When I wiped, there was a little blood for the first time, but the following two or three times there was no blood.
This is different from my external hemorrhoids, which have also protruded again.
Is the blood in my stool related to the polyp that was removed?
4.
My external hemorrhoids have reduced swelling with warm water, but the ointment for my internal hemorrhoids hasn’t helped (the blood is still mixed in the stool).
Should I take medication or buy a specific ointment to stop the internal hemorrhoids from bleeding? I apologize for the lengthy questions.
Thank you, doctor.
Dou Xiao Xiong, 40~49 year old female. Ask Date: 2022/07/24
Dr. Zhang Shuhao reply Surgery
1.
If the gastroscopy shows no issues, medication may not be necessary.

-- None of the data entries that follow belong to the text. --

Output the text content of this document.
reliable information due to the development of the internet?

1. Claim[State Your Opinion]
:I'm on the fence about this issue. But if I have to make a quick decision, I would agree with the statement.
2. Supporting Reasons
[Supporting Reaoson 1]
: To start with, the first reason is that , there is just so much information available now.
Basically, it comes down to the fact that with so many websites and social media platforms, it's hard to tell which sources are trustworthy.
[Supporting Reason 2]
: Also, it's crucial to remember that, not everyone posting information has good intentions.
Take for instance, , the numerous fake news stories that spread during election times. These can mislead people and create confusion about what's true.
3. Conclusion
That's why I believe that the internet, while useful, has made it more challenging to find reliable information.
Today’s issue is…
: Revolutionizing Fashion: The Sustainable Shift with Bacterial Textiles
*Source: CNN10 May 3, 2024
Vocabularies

Doctors may prescribe medication based on gastrointestinal symptoms, but usually, treatment for Helicobacter pylori is not required.
2.
It is generally unrelated to rectal polyps.
3.
It is not necessarily related to polyps; however, taking laxatives before the examination can make hemorrhoids more likely to flare up.
If the stool color is normal, it is more indicative of hemorrhoidal bleeding.
4.
Internal hemorrhoidal bleeding can be managed with ligation, but if symptoms are severe and recurrent, surgical removal is still recommended.
Reply Date: 2022/07/24
More Info
Understanding bleeding from internal and external hemorrhoids can be a complex issue, especially when there are additional factors such as polyps or other gastrointestinal conditions involved. Let's break down your concerns and provide some insights based on your situation.
1. Gastroesophageal Reflux Disease (GERD) and Treatment: You mentioned that your doctor prescribed medication for GERD, along with a stool softener and treatment for H. pylori. The reason for this could be that even if your stomach examination showed no issues, GERD can still be present without visible damage during an endoscopy. Symptoms like heartburn, regurgitation, or discomfort can lead a physician to treat for GERD as a precautionary measure. The stool softener is often recommended to prevent straining during bowel movements, which can exacerbate hemorrhoid symptoms. H. pylori treatment is standard if there are indications of infection, as it can contribute to gastric issues.
2. Left Lower Abdominal Pain: The pain you are experiencing in the left lower abdomen could be related to several factors. After the removal of a polyp, it is not uncommon to experience some discomfort as your body heals. However, if the pain persists or worsens, it is essential to follow up with your healthcare provider to rule out any complications or other underlying issues.
3. Blood in Stool: The presence of blood in your stool, especially if it has been consistent over three days, warrants attention. While it could be related to your hemorrhoids, particularly if they are inflamed or irritated, it is crucial to ensure that it is not indicative of a more serious condition. Since you had a polyp removed, it is essential to monitor this symptom closely. If the bleeding continues or increases, you should return to your doctor for further evaluation.
4. Management of Hemorrhoids: For your internal hemorrhoids, if topical treatments have not been effective, you might consider discussing other options with your doctor. These can include dietary changes to increase fiber intake, oral medications, or even procedures like rubber band ligation or sclerotherapy if the hemorrhoids are persistent and causing significant discomfort. Warm sitz baths can help alleviate swelling and pain associated with external hemorrhoids, and maintaining good hydration and a high-fiber diet can prevent constipation, which is a common trigger for hemorrhoid flare-ups.
In summary, while your symptoms may be related to your existing hemorrhoids, the presence of blood in your stool, especially after a polyp removal, should be taken seriously. It is advisable to maintain open communication with your healthcare provider, follow their recommendations, and seek further evaluation if your symptoms persist or worsen. Regular follow-ups are essential, especially after any gastrointestinal procedures, to ensure that any potential issues are addressed promptly.